Fig. 2 ∣. Comparison of clinical benefits of containment and MTD treatments in Model 3.

a, Relative benefit, in terms of time to progression, for ideal containment at size N₀ versus ideal MTD (that is, ratio t_prog(idContN₀)/t_prog(idMTD)), as a function of initial tumour size and frequency of resistant cells. b, Relative benefit, in terms of time to treatment failure, for ideal containment at size N_tol versus ideal MTD (that is, ratio t_fail(idContN_tol)/t_fail(idMTD)), as a function of initial tumour size and frequency of resistant cells. c, Relative benefit, in terms of time to treatment failure, for ideal containment at size N_tol versus ideal MTD for a Gompertzian growth model (black curve; Model 3), a logistic growth model (red) and a von Bertalanffy growth model (blue).
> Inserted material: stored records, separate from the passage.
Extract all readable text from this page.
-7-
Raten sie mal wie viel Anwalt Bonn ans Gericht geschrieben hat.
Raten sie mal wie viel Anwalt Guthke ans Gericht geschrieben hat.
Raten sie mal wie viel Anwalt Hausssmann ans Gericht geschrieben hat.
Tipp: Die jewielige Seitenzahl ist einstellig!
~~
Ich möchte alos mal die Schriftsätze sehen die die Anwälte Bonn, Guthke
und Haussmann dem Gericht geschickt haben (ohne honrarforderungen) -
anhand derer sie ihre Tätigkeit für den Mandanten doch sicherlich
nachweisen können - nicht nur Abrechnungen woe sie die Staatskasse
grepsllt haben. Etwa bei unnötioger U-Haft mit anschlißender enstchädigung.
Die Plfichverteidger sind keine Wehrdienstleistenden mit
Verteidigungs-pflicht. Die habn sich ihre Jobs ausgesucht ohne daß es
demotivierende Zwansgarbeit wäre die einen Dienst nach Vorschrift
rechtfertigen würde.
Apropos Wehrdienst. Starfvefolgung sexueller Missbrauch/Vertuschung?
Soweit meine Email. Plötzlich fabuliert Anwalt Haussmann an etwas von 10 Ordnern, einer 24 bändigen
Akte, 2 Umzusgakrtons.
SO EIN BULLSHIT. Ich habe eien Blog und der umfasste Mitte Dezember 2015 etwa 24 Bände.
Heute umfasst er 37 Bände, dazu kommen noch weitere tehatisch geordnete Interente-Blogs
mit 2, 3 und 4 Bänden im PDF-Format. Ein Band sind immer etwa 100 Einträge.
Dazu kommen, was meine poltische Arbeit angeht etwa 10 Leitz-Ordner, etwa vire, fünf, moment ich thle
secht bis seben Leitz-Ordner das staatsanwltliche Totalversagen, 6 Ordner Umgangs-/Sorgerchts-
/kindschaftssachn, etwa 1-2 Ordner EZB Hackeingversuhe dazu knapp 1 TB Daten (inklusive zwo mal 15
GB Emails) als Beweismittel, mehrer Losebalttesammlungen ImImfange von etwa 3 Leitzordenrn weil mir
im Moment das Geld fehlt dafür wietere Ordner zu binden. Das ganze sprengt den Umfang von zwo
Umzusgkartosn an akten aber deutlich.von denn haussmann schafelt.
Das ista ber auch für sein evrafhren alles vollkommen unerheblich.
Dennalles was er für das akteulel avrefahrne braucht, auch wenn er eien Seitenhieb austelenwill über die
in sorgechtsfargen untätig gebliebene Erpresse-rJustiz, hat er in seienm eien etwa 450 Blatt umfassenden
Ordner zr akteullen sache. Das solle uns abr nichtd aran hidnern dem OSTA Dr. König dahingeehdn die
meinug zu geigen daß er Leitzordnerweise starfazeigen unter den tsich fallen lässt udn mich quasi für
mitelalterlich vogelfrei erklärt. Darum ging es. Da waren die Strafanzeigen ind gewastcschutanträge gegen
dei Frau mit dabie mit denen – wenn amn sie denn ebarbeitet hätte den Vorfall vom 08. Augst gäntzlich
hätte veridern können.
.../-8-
Parameter values for the Gompertzian growth model are as in Table 2. Parameter values of the other models are chosen so that untreated tumour growth curves are similar for tumour sizes between N₀ and N_crit (the lethal size). See Extended Data Fig. 2 for details. d–f, Time to progression (d), treatment failure (e) and survival time (f) versus initial frequency of resistance. Outcomes are shown for MTD treatment and containment at N₀, both in the ideal case (C_max = ∞) and subject to C_max = 2. g, Relative benefit, in terms of time to treatment failure for containment versus ideal containment (at size N_tol), as a function of maximum dose threshold (C_max) and initial frequency of resistant cells (the formulas are shown in Supplementary Information, section 3.3). The contour lines are at intervals of 0.05. h,i, Time to treatment failure (h) and survival time (i) versus initial frequency of resistance. Outcomes are shown for MTD treatment and containment at N_tol, both in the ideal case (C_max = ∞) and subject to C_max = 2.